Gremikha to grip share in subs decommissioning

Publish date: June 23, 1998

Written by: Igor Kudrik

Gremikha - the Northern Fleet's easternmost base on the Kola Peninsula - is trying to survive thanks to submarine decommissioning work. Talks to assure the contracts took place in Moscow this month.

Gremikha (Murmansk-140 or Ostrovnoy) was once one of the main bases for strategic nuclear-powered submarines, visited by both Nikita Kruschov and Leonid Brezhnev back in the Soviet era. Today, it is on the brink of collapse.
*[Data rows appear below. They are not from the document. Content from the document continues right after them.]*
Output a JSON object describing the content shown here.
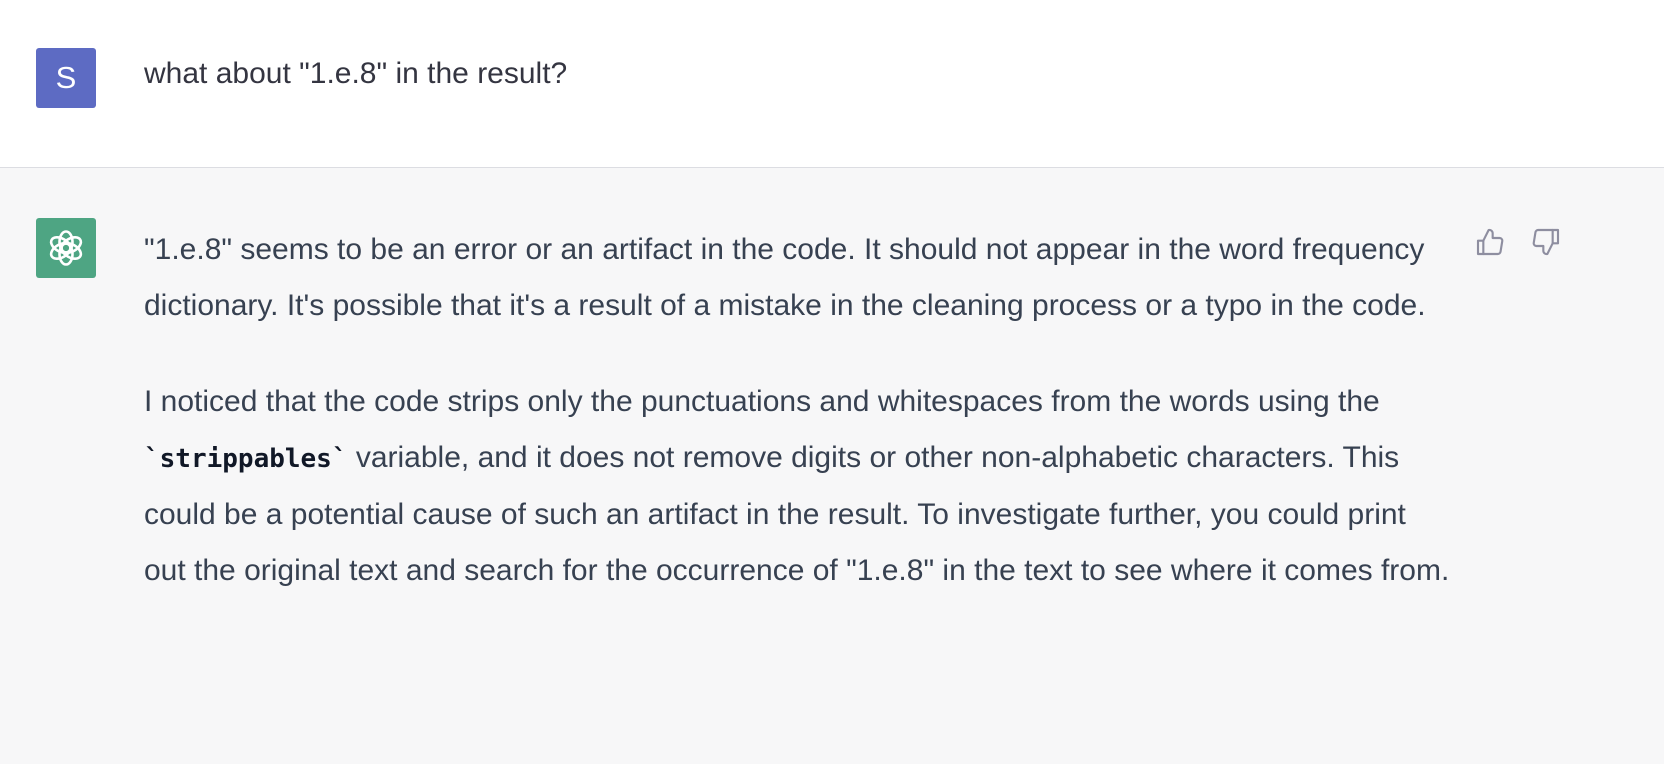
{
  "user_message": {
    "avatar_letter": "S",
    "text": "what about \"1.e.8\" in the result?"
  },
  "assistant_message": {
    "paragraph1": "\"1.e.8\" seems to be an error or an artifact in the code. It should not appear in the word frequency dictionary. It's possible that it's a result of a mistake in the cleaning process or a typo in the code.",
    "paragraph2_part1": "I noticed that the code strips only the punctuations and whitespaces from the words using the ",
    "paragraph2_code": "`strippables`",
    "paragraph2_part2": " variable, and it does not remove digits or other non-alphabetic characters. This could be a potential cause of such an artifact in the result. To investigate further, you could print out the original text and search for the occurrence of \"1.e.8\" in the text to see where it comes from."
  },
  "icons": {
    "assistant_avatar": "openai-logo-icon",
    "thumbs_up": "thumbs-up-icon",
    "thumbs_down": "thumbs-down-icon"
  },
  "colors": {
    "user_avatar_bg": "#5d6bc3",
    "assistant_avatar_bg": "#4ea583",
    "user_row_bg": "#ffffff",
    "assistant_row_bg": "#f7f7f8",
    "text": "#374151"
  }
}
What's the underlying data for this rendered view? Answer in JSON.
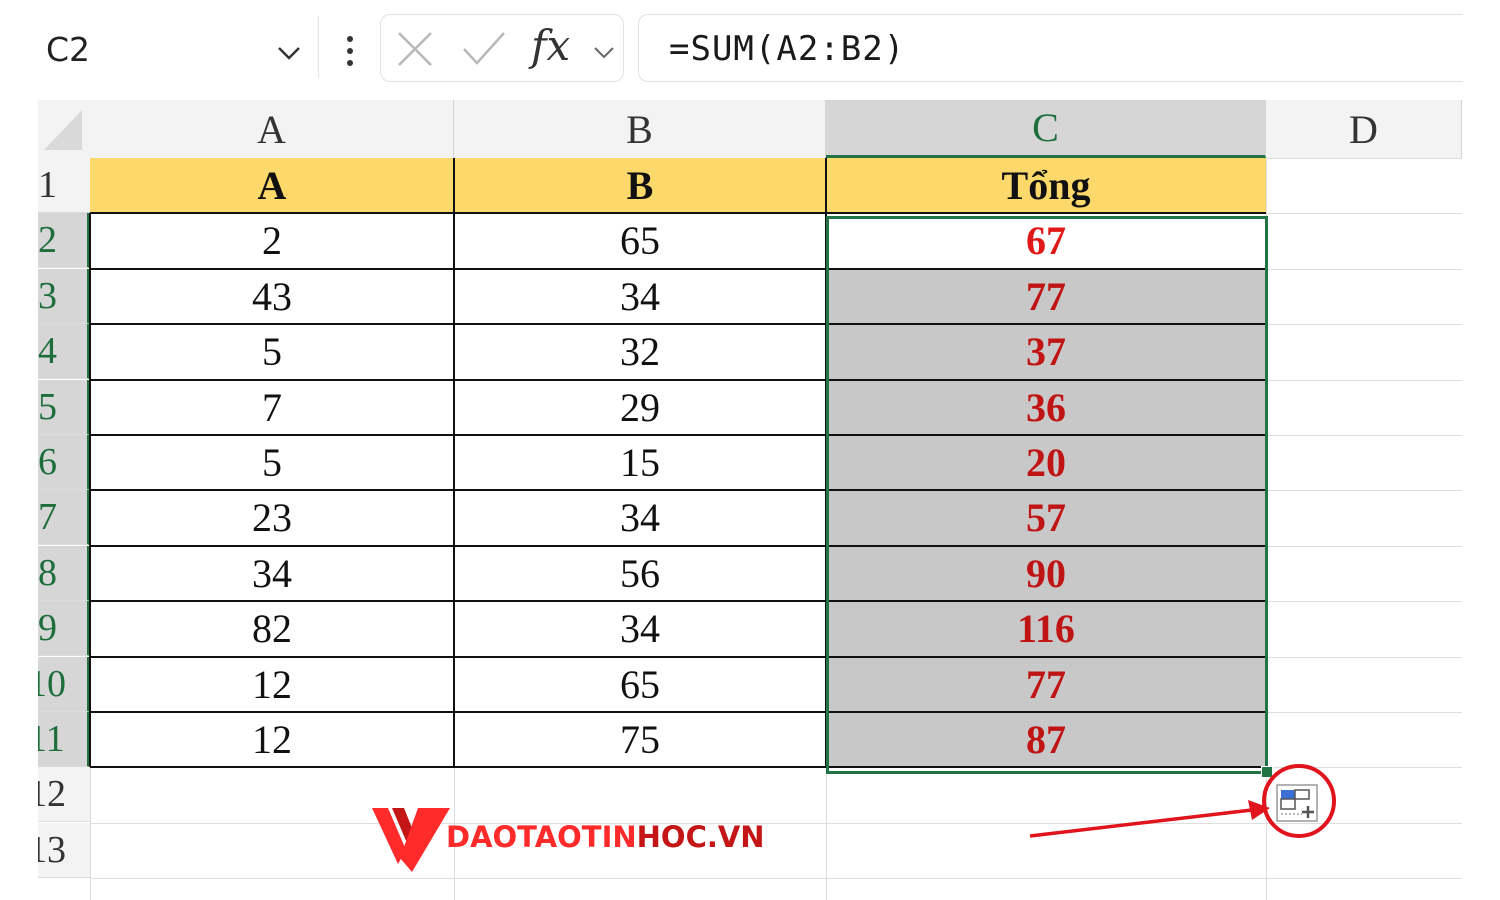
{
  "formula_bar": {
    "name_box": "C2",
    "formula": "=SUM(A2:B2)",
    "fx_label": "fx"
  },
  "columns": [
    "A",
    "B",
    "C",
    "D"
  ],
  "selected_column": "C",
  "rows": [
    "1",
    "2",
    "3",
    "4",
    "5",
    "6",
    "7",
    "8",
    "9",
    "10",
    "11",
    "12",
    "13"
  ],
  "table": {
    "headers": [
      "A",
      "B",
      "Tổng"
    ],
    "data": [
      [
        "2",
        "65",
        "67"
      ],
      [
        "43",
        "34",
        "77"
      ],
      [
        "5",
        "32",
        "37"
      ],
      [
        "7",
        "29",
        "36"
      ],
      [
        "5",
        "15",
        "20"
      ],
      [
        "23",
        "34",
        "57"
      ],
      [
        "34",
        "56",
        "90"
      ],
      [
        "82",
        "34",
        "116"
      ],
      [
        "12",
        "65",
        "77"
      ],
      [
        "12",
        "75",
        "87"
      ]
    ]
  },
  "logo": {
    "text_1": "DAOTAOTIN",
    "text_2": "HOC.VN"
  },
  "colors": {
    "header_fill": "#fdd96b",
    "selection_border": "#217346",
    "sum_text": "#e01818",
    "shaded_fill": "#c8c8c8",
    "annotation": "#e0141c"
  },
  "icons": {
    "name_box_dropdown": "chevron-down-icon",
    "more": "vertical-dots-icon",
    "cancel": "close-icon",
    "enter": "check-icon",
    "insert_function": "fx-icon",
    "quick_analysis": "quick-analysis-icon"
  }
}
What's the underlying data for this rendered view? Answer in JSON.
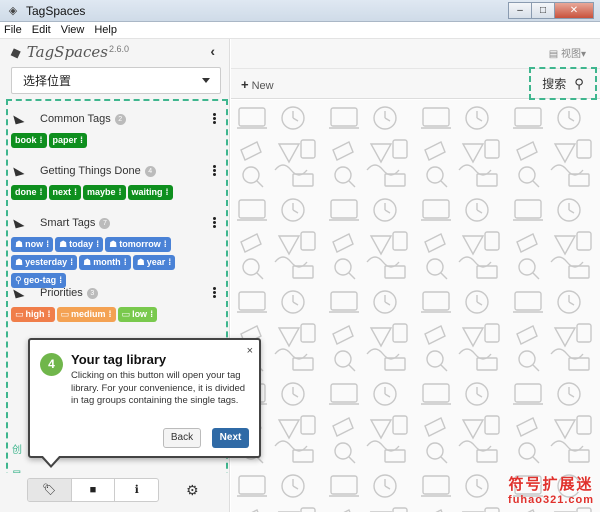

During the past 7 years, the population in Gremikha fell to 10 000 from a peak of 30 000. Only a few operational submarines are still based there, and some 20 boats are laid up with spent fuel inside their reactors.

Gremikha has storage facilities for spent nuclear fuel and radwaste. These facilities are taken out of operation, while inside some of them spent fuel still remains. About 110 containers with spent fuel are placed outdoors without any form of protective cover or shielding. In addition, there are 6 liquid metal reactor cores in Gremikha’s storage facility – the remnants of 7 Alfa-class submarines built by the USSR.

The dry dock (SD-10), located in Gremikha, was officially taken out of operation in 1997. The dock is awaiting repairs with a price tag of 5,5 million USD. Reportedly, the repairs started this summer, but the pace of progress remains unknown.

This particular dry dock could allow the base to survive. The head of the administration of the city adjacent to the base went to Moscow this month to suggest usage of the dry dock for submarine decommissioning purposes. Talks were held with the Ministry for Atomic Energy, Defence Ministry and Ministry of Economy of Russia. The result is unclear so far.

All shipyards on the Kola Peninsula want the 20 laid-up submarines from Gremikha to fill their empty work order books. But Gremikha may stand the best chance of keeping the work, if the vessels are not in the condition to be towed to other places for scrapping.